Delegation of Authority (sets out delegation of authority to the Speaker of the Legislative Assembly; to the House Leaders; to the Clerk of the Legislative Assembly; to the Committee’s advisory subcommittees; during a period of dissolution of the Legislative Assembly; during emergency situations; and financial authority).
Operating Guidelines – Legislative Assembly Management Committee (sets out expectations about acting in the best interests of the Legislative Assembly; expectations of conduct for Members of the Committee; process for handling requests for information; correspondence to and from the Committee; and the designation of the spokesperson for the Committee).
Consultation and Independent Advisors – Legislative Assembly Management Committee (sets out consultations that have and may be undertaken by the Committee; and the role of independent (external) advisors, including the Auditor General of British Columbia).
Advisory Subcommittees and Working Groups – Legislative Assembly Management Committee (sets out the differentiation between advisory subcommittees and working groups; provides an overview of the Subcommittee on Administration and Operations, the Subcommittee on Finance and Audit, and the Subcommittee on Security, and sets out the terms of reference, role in managing risk, delegation of authority, meetings, and membership for each advisory subcommittee).
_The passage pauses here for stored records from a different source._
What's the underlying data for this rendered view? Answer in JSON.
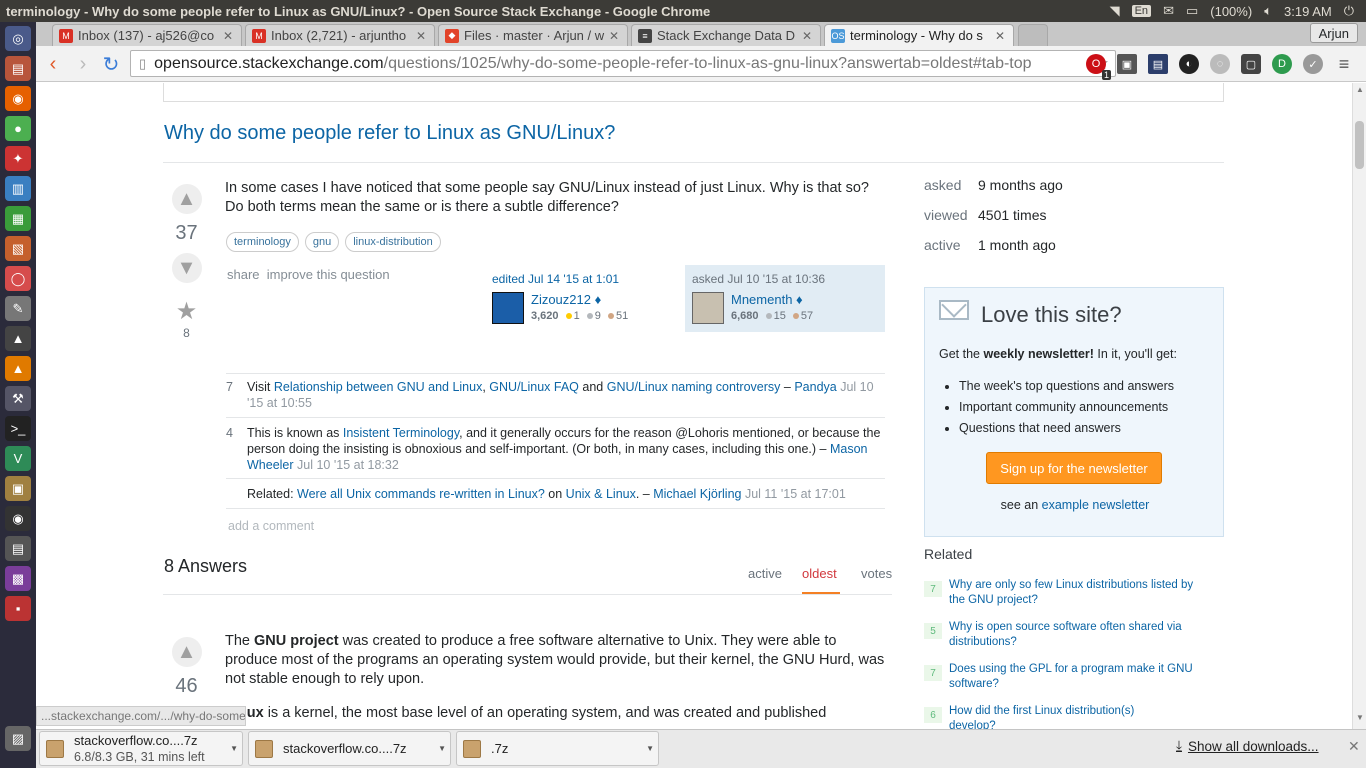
{
  "os": {
    "window_title": "terminology - Why do some people refer to Linux as GNU/Linux? - Open Source Stack Exchange - Google Chrome",
    "keyboard": "En",
    "battery": "(100%)",
    "clock": "3:19 AM"
  },
  "browser": {
    "tabs": [
      {
        "label": "Inbox (137) - aj526@co",
        "icon_color": "#d93025"
      },
      {
        "label": "Inbox (2,721) - arjuntho",
        "icon_color": "#d93025"
      },
      {
        "label": "Files · master · Arjun / w",
        "icon_color": "#e24329"
      },
      {
        "label": "Stack Exchange Data D",
        "icon_color": "#444444"
      },
      {
        "label": "terminology - Why do s",
        "icon_color": "#4c9ad8"
      }
    ],
    "user": "Arjun",
    "url_host": "opensource.stackexchange.com",
    "url_path": "/questions/1025/why-do-some-people-refer-to-linux-as-gnu-linux?answertab=oldest#tab-top",
    "opera_badge": "1"
  },
  "question": {
    "title": "Why do some people refer to Linux as GNU/Linux?",
    "votes": "37",
    "favorites": "8",
    "body": "In some cases I have noticed that some people say GNU/Linux instead of just Linux. Why is that so? Do both terms mean the same or is there a subtle difference?",
    "tags": [
      "terminology",
      "gnu",
      "linux-distribution"
    ],
    "share": "share",
    "improve": "improve this question",
    "edited": {
      "label": "edited Jul 14 '15 at 1:01",
      "user": "Zizouz212",
      "diamond": "♦",
      "rep": "3,620",
      "gold": "1",
      "silver": "9",
      "bronze": "51"
    },
    "asked": {
      "label": "asked Jul 10 '15 at 10:36",
      "user": "Mnementh",
      "diamond": "♦",
      "rep": "6,680",
      "silver": "15",
      "bronze": "57"
    },
    "comments": [
      {
        "score": "7",
        "pre": "Visit ",
        "link1": "Relationship between GNU and Linux",
        "sep1": ", ",
        "link2": "GNU/Linux FAQ",
        "sep2": " and ",
        "link3": "GNU/Linux naming controversy",
        "dash": " – ",
        "user": "Pandya",
        "time": "Jul 10 '15 at 10:55"
      },
      {
        "score": "4",
        "pre": "This is known as ",
        "link1": "Insistent Terminology",
        "text": ", and it generally occurs for the reason @Lohoris mentioned, or because the person doing the insisting is obnoxious and self-important. (Or both, in many cases, including this one.) – ",
        "user": "Mason Wheeler",
        "time": "Jul 10 '15 at 18:32"
      },
      {
        "score": "",
        "pre": "Related: ",
        "link1": "Were all Unix commands re-written in Linux?",
        "on": " on ",
        "link2": "Unix & Linux",
        "dash": ". – ",
        "user": "Michael Kjörling",
        "time": "Jul 11 '15 at 17:01"
      }
    ],
    "add_comment": "add a comment"
  },
  "answers": {
    "header": "8 Answers",
    "tabs": [
      "active",
      "oldest",
      "votes"
    ],
    "first": {
      "votes": "46",
      "p1_pre": "The ",
      "p1_bold": "GNU project",
      "p1_rest": " was created to produce a free software alternative to Unix. They were able to produce most of the programs an operating system would provide, but their kernel, the GNU Hurd, was not stable enough to rely upon.",
      "p2_bold": "Linux",
      "p2_rest": " is a kernel, the most base level of an operating system, and was created and published"
    }
  },
  "sidebar": {
    "asked_label": "asked",
    "asked_value": "9 months ago",
    "viewed_label": "viewed",
    "viewed_value": "4501 times",
    "active_label": "active",
    "active_value": "1 month ago",
    "newsletter": {
      "title": "Love this site?",
      "intro_pre": "Get the ",
      "intro_bold": "weekly newsletter!",
      "intro_post": " In it, you'll get:",
      "items": [
        "The week's top questions and answers",
        "Important community announcements",
        "Questions that need answers"
      ],
      "button": "Sign up for the newsletter",
      "see_pre": "see an ",
      "see_link": "example newsletter"
    },
    "related_title": "Related",
    "related": [
      {
        "score": "7",
        "text": "Why are only so few Linux distributions listed by the GNU project?"
      },
      {
        "score": "5",
        "text": "Why is open source software often shared via distributions?"
      },
      {
        "score": "7",
        "text": "Does using the GPL for a program make it GNU software?"
      },
      {
        "score": "6",
        "text": "How did the first Linux distribution(s) develop?"
      }
    ]
  },
  "status_url": "...stackexchange.com/.../why-do-some-people-refer-to-linux-as-gnu-linux",
  "downloads": {
    "items": [
      {
        "name": "stackoverflow.co....7z",
        "sub": "6.8/8.3 GB, 31 mins left"
      },
      {
        "name": "stackoverflow.co....7z",
        "sub": ""
      },
      {
        "name": ".7z",
        "sub": ""
      }
    ],
    "show_all": "Show all downloads...",
    "close": "✕"
  },
  "colors": {
    "link": "#0c65a5",
    "accent_selected_tab": "#d1383d",
    "newsletter_button": "#ff9720",
    "launcher_bg": "#2b2b3b"
  }
}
Meetings – Legislative Assembly Management Committee (sets out meeting frequency and attendance; agenda setting and meeting documents; minutes; quorum; rules of deliberations; conflict of interest; membership substitution; attendance by other Members of the Legislative Assembly; public access to proceedings; in camera proceedings; and Committee decisions via email).
Good governance is key to sustaining confidence in any organization – and parliamentary institutions are no exception. In fact, they should strive to be leaders in this area and ensure that the processes that support good governance are embedded within the organization and that they are adequately funded.
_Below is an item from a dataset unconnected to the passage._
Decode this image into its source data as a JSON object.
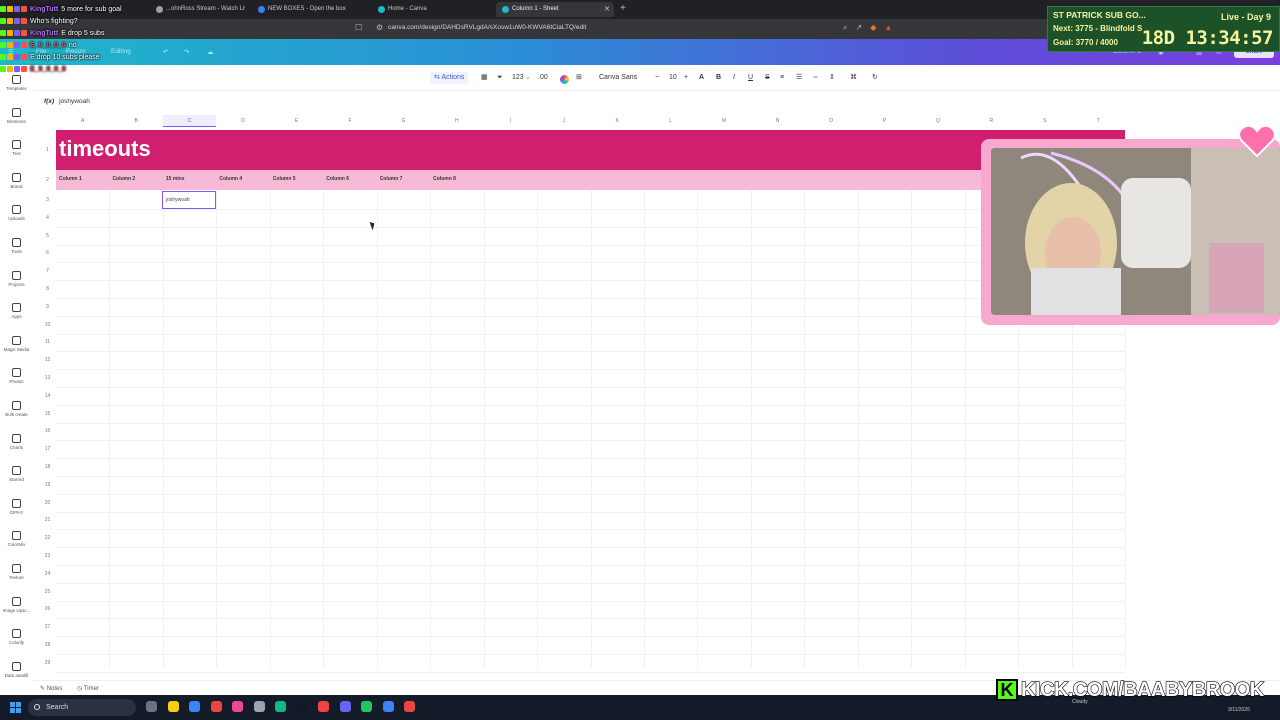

Each parliamentary institution has its own unique culture and operating mechanisms that are ultimately intended to best position the institution and its Members in the effective discharge of their duties and responsibilities. These realities must be supported by processes and practices that ensure effective governance and oversight of the organization’s administrative and financial operations. Documenting these realities in an authoritative manner, whether that be in a governance framework, an operating manual, or a policy suite, benefits the institution by providing certainty with respect to its administrative and financial functioning, which in turn sustains confidence in those operations.
Proactive work in this area should be pursued by every parliamentary institution – to not only document these structures, but to actively review and revise the documentation to ensure its living nature, reflecting an evolving organization. In a time when public trust in our governing institutions appears to be waning, it is one small step that can be taken to build trust and ultimately position the organization for success.
- International Federation of Accountants & The Chartered Institute of Public Finance and Accountancy, International Framework: Good Governance in the Public Sector, July 2014, p. 6.
- Joseph Maingot, Parliamentary Immunity in Canada, LexisNexis, Toronto, 2016, p. 166.
- These principles are articulated in the Senate Administrative Rules (Senate of Canada), and were adopted by the Legislative Assembly of British Columbia given their applicability.
- Auditor General of British Columbia, Public Sector Governance: A Guide to the Principles of Good Practice, December 2008, pp. 6-7.